Roberts has had a few canker scares already. Inspectors found canker last year within two miles of the grove -- on citrus transplanted by homeowners moving into the area from Broward County.

If canker reaches the Callery groves, the trees would be cut and burned. The region would have to test canker-free for two years before Callery and Roberts could plant new trees. The first commercial harvest would be several years later. A quarantine would be just as big a calamity. A key Callery-Judge market is California, where it ships 70% of its tangerine crop. With a worldwide glut of fruit, Jim Callery says it would be hard to find a new market for all his tangerines if California closes its borders to him. "Let's be blunt -- I'm not sure we could survive," Callery says.

So close
Growers -- many in the business for generations -- understand the emotions of homeowners who lose prized citrus trees to the clear-cut policy. But the growers say that for them, the loss is economic as well as emotional. The 1,900-foot cutting radius works out to 260 acres -- several dozen trees in a neighborhood, but up to 29,000 trees in a grove. Canker "hasn't been kind to us either," says Andy LaVigne, executive vice president of growers' trade association Florida Citrus Mutual. Some 982,913 commercial trees have been destroyed versus 575,562 residential.
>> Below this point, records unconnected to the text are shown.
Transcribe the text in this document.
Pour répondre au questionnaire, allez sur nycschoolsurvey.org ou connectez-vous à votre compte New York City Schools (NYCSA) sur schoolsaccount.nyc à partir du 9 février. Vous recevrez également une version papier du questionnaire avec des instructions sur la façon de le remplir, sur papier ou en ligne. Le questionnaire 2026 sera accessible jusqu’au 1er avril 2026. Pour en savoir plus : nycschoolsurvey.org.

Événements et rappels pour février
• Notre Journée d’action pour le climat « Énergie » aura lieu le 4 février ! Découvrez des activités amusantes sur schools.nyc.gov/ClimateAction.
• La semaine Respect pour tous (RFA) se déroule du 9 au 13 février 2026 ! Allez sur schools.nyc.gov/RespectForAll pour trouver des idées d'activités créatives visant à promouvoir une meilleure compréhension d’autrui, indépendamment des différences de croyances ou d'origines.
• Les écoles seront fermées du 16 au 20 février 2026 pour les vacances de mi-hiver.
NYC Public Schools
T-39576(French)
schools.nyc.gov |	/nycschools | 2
The stakes demand that eradication continue, growers say, asking that Broward Circuit Judge J. Leonard Fleet's November order banning the cutting of healthy trees be overturned. State Assistant Agriculture Commissioner Craig Meyer says that canker can be eradicated only by sticking to the 1,900-foot rule. He says the state's five weeks from finishing -- just 80,000 more trees. For the eradication effort to halt now, when it's so close, would "be a damn shame," says Callery.

George Hamner Jr., the third generation of a citrus grower family, remembers stories his grandfather told of groves cut down and set ablaze early in the last century to wipe out canker. "It's one of those fears that's instilled in you generation to generation," says Hamner, who owns grower Indian River Exchange Packers and is president of industry trade association Florida Citrus Mutual for the 2000-01 season. "If it gets in your grove, cut it, kill it and burn it."